Die Schweiz ist eines der letzten Länder, das die Eigenkapitalerträge doppelt besteuert: zuerst als Gewinne bei den Unternehmen und dann als Dividenden bei den Eigentümern. Fremdkapitalzinsen hingegen werden nur bei den Kapitaleignern und damit einfach besteuert. Deshalb finanzieren sich die Firmen zu stark über Fremdkapital und werden ­krisenanfällig. Der bedingte Eigenkapitalzinsabzug hätte dem entgegengewirkt. Es war ein kleiner, wenn auch zu zaghafter Schritt in die richtige Richtung. Trotzdem wurde der Eigenkapitalzinsabzug sogar von manchen Befürwortern der USR III als ihr Pferdefuss dargestellt.
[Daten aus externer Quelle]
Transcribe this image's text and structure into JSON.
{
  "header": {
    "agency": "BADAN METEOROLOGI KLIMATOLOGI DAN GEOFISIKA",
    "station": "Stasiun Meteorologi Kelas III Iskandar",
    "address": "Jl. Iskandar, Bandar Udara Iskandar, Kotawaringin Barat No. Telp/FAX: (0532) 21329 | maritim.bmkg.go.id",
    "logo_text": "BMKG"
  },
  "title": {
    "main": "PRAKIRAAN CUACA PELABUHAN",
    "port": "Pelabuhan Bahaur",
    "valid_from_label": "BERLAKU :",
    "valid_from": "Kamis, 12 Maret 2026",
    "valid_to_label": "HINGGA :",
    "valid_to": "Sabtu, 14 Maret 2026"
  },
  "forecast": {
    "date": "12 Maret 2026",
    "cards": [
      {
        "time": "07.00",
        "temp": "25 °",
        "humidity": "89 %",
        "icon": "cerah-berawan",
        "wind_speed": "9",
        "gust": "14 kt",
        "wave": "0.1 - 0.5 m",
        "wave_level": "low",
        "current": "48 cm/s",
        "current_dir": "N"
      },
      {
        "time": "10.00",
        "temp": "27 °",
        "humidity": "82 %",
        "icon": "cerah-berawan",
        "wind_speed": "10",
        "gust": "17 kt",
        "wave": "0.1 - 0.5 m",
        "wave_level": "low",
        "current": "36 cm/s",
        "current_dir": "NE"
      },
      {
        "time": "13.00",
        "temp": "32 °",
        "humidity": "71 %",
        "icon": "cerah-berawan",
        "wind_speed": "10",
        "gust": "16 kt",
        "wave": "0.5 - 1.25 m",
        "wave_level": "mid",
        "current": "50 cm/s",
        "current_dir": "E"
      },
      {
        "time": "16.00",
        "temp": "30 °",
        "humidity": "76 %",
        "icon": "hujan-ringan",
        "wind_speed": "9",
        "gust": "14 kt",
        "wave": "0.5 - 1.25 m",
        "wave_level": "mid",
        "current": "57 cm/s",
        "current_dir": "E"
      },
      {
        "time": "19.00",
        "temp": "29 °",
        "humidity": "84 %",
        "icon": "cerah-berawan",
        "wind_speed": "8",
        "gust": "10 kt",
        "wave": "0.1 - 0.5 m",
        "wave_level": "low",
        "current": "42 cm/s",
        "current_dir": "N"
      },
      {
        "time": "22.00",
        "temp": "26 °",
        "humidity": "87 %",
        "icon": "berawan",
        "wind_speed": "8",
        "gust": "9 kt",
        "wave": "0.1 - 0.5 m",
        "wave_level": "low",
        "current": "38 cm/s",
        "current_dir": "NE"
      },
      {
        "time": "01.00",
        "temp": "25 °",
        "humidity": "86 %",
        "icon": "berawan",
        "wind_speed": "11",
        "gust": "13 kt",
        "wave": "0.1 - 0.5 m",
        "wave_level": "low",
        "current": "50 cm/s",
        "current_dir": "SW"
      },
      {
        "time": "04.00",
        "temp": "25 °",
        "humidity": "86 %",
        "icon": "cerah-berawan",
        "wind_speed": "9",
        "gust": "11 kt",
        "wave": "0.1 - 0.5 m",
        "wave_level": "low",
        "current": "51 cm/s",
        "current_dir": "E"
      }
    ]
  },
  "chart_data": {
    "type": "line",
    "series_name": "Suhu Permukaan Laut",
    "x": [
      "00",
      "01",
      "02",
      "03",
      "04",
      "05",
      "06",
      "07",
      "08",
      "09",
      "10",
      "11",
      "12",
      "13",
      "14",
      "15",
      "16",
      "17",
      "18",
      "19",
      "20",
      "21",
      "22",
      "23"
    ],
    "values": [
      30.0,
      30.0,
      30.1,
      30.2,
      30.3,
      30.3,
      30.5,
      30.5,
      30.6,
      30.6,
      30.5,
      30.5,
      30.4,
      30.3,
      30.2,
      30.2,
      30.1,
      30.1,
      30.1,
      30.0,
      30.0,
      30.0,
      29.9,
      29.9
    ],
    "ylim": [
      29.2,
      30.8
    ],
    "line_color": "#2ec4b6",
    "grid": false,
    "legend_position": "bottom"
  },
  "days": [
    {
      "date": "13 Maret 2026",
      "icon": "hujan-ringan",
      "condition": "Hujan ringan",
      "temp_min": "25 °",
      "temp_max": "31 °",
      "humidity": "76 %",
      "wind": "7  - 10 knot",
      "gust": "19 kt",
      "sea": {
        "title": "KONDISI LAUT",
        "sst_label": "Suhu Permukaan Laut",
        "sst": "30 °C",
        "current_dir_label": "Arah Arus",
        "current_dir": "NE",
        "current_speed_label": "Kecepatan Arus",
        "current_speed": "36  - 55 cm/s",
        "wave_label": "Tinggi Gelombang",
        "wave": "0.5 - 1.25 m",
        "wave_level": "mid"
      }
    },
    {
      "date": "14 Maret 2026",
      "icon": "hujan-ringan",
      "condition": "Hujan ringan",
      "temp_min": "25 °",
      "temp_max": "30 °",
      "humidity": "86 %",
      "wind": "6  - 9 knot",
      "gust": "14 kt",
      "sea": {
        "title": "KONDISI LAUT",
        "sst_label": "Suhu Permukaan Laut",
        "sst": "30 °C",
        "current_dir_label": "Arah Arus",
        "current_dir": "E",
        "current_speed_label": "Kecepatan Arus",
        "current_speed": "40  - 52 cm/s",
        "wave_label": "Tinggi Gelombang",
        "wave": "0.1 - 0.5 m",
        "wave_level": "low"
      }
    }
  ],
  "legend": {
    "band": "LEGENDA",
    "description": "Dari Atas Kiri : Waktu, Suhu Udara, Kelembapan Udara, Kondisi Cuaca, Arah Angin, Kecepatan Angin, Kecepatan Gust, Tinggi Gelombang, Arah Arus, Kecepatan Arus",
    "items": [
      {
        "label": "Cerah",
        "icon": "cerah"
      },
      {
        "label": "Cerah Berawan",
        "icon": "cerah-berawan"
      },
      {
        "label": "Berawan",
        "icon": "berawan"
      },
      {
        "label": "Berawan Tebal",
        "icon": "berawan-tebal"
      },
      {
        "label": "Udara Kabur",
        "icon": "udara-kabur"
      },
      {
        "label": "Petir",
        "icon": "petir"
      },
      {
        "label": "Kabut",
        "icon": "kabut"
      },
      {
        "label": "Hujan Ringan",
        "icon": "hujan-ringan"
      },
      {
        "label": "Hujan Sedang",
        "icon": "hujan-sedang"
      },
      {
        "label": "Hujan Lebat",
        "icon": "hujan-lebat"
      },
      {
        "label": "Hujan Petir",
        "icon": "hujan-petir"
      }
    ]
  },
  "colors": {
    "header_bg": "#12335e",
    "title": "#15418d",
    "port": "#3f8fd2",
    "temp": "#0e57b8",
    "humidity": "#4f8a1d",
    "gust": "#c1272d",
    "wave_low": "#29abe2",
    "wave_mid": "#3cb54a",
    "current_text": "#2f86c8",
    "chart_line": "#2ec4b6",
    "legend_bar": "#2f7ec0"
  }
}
Viele Kantone sind heute im interna­tionalen Vergleich hinsichtlich Steuern für wirtschaftliche Leistungsträger unattraktiv, wenn einmal die Besonderheiten des Schweizer Steuersystems berücksichtigt werden – etwa dass die Vermögenssteuerbelastung im internationalen Vergleich spitze ist und die AHV-Beiträge für Gutverdienende Steuern darstellen, wohingegen im Ausland auf hohen Einkommensteilen zumeist keine Rentenbeiträge erhoben werden. Dass die Gegenfinanzierung der USR III nicht durch eine Erhöhung der Steuern für ­Kapitaleigentümer und Gutverdienende gemacht wurde, war deshalb nicht falsch, sondern goldrichtig.
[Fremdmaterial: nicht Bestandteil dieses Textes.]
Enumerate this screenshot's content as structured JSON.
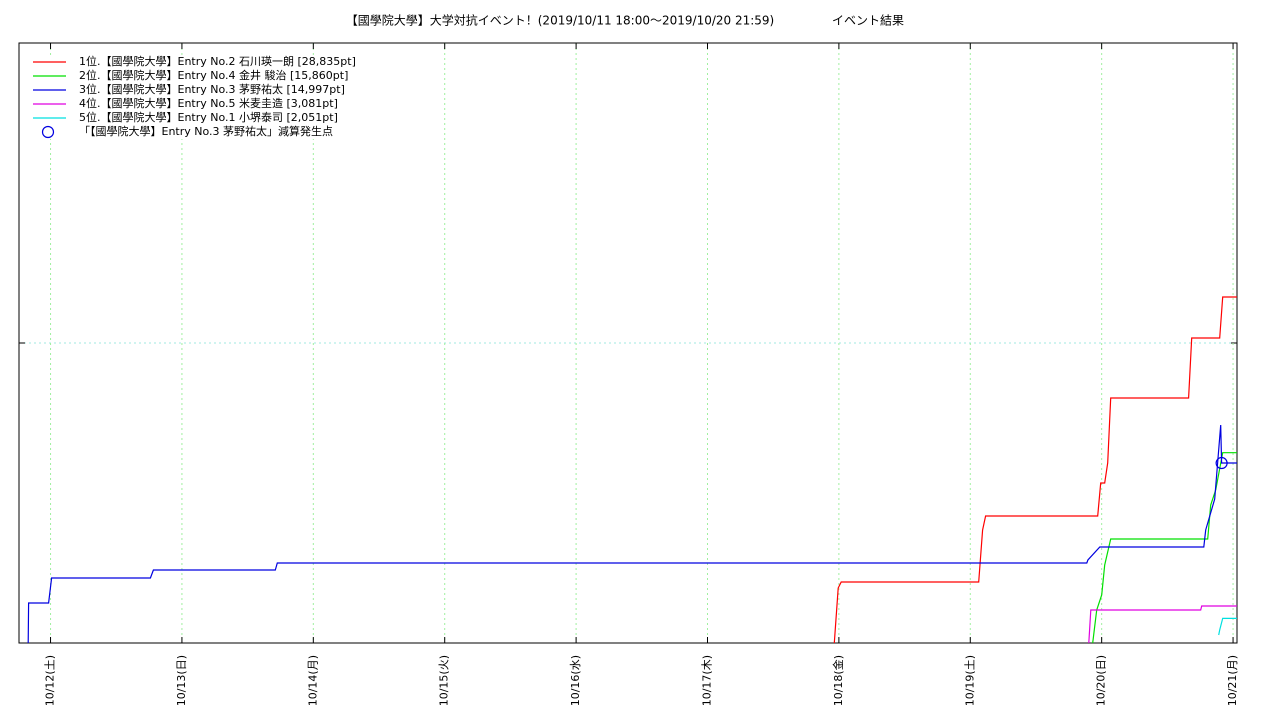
{
  "chart_data": {
    "type": "line",
    "title": "【國學院大學】大学対抗イベント！(2019/10/11 18:00～2019/10/20 21:59)",
    "subtitle": "イベント結果",
    "xlim": [
      11.76,
      21.03
    ],
    "xticks": [
      {
        "value": 12,
        "label": "10/12(土)"
      },
      {
        "value": 13,
        "label": "10/13(日)"
      },
      {
        "value": 14,
        "label": "10/14(月)"
      },
      {
        "value": 15,
        "label": "10/15(火)"
      },
      {
        "value": 16,
        "label": "10/16(水)"
      },
      {
        "value": 17,
        "label": "10/17(木)"
      },
      {
        "value": 18,
        "label": "10/18(金)"
      },
      {
        "value": 19,
        "label": "10/19(土)"
      },
      {
        "value": 20,
        "label": "10/20(日)"
      },
      {
        "value": 21,
        "label": "10/21(月)"
      }
    ],
    "ylim": [
      0,
      50000
    ],
    "yticks": [
      25000
    ],
    "grid": true,
    "legend": "top-left",
    "series": [
      {
        "name": "1位.【國學院大學】Entry No.2 石川瑛一朗 [28,835pt]",
        "color": "#ff0000",
        "style": "line",
        "x": [
          17.965,
          17.995,
          18.018,
          19.064,
          19.094,
          19.117,
          19.97,
          19.993,
          20.023,
          20.046,
          20.069,
          20.662,
          20.685,
          20.898,
          20.921,
          21.03
        ],
        "values": [
          0,
          4583,
          5083,
          5083,
          9417,
          10583,
          10583,
          13333,
          13333,
          15000,
          20417,
          20417,
          25417,
          25417,
          28835,
          28835
        ]
      },
      {
        "name": "2位.【國學院大學】Entry No.4 金井 駿治 [15,860pt]",
        "color": "#00e000",
        "style": "line",
        "x": [
          19.932,
          19.962,
          20.0,
          20.023,
          20.069,
          20.807,
          20.83,
          20.868,
          20.921,
          21.03
        ],
        "values": [
          0,
          2750,
          4000,
          6500,
          8667,
          8667,
          11500,
          12750,
          15860,
          15860
        ]
      },
      {
        "name": "3位.【國學院大學】Entry No.3 茅野祐太 [14,997pt]",
        "color": "#0000e0",
        "style": "line",
        "x": [
          11.83,
          11.833,
          11.985,
          12.008,
          12.76,
          12.783,
          13.711,
          13.726,
          19.887,
          19.895,
          19.986,
          20.777,
          20.792,
          20.86,
          20.906,
          20.913,
          21.03
        ],
        "values": [
          0,
          3333,
          3333,
          5417,
          5417,
          6083,
          6083,
          6667,
          6667,
          6917,
          8000,
          8000,
          9417,
          12000,
          18167,
          14997,
          14997
        ]
      },
      {
        "name": "4位.【國學院大學】Entry No.5 米麦圭造 [3,081pt]",
        "color": "#e000e0",
        "style": "line",
        "x": [
          19.902,
          19.917,
          20.754,
          20.761,
          21.03
        ],
        "values": [
          0,
          2750,
          2750,
          3081,
          3081
        ]
      },
      {
        "name": "5位.【國學院大學】Entry No.1 小堺泰司 [2,051pt]",
        "color": "#00e0e0",
        "style": "line",
        "x": [
          20.891,
          20.898,
          20.921,
          21.03
        ],
        "values": [
          667,
          1083,
          2051,
          2051
        ]
      },
      {
        "name": "「【國學院大學】Entry No.3 茅野祐太」減算発生点",
        "color": "#0000e0",
        "style": "points",
        "x": [
          20.913
        ],
        "values": [
          14997
        ]
      }
    ]
  }
}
Die wirklich interessante Frage ist, weshalb es die Befürworter nicht geschafft haben, diese eigentlich einfachen Punkte zu formulieren. Eine Erklärung ist, dass sie es nicht wollten. Der Bundesrat und viele Kantonsregierungen wollen nicht über die wahren Steuerprobleme reden, weil die kurzfristigen Steuerausfälle bei Abschaffung der Doppelbesteuerung gross wären, der Finanzausgleich für die Nehmerkantone bequem ist und keine Regierung den Steuerzahlern gerne sagt, dass die Steuern für Leistungsträger in Wahrheit unappetitlich hoch sind. Zugleich sind die Parteien nicht wirklich an allgemeinen Steuersenkungen interessiert, sondern wollen ihre Klientel mit gezielten Entlastungen bedienen.

Kurz: Für eine vernünftige Steuerreform braucht es wohl eine Volksinitiative.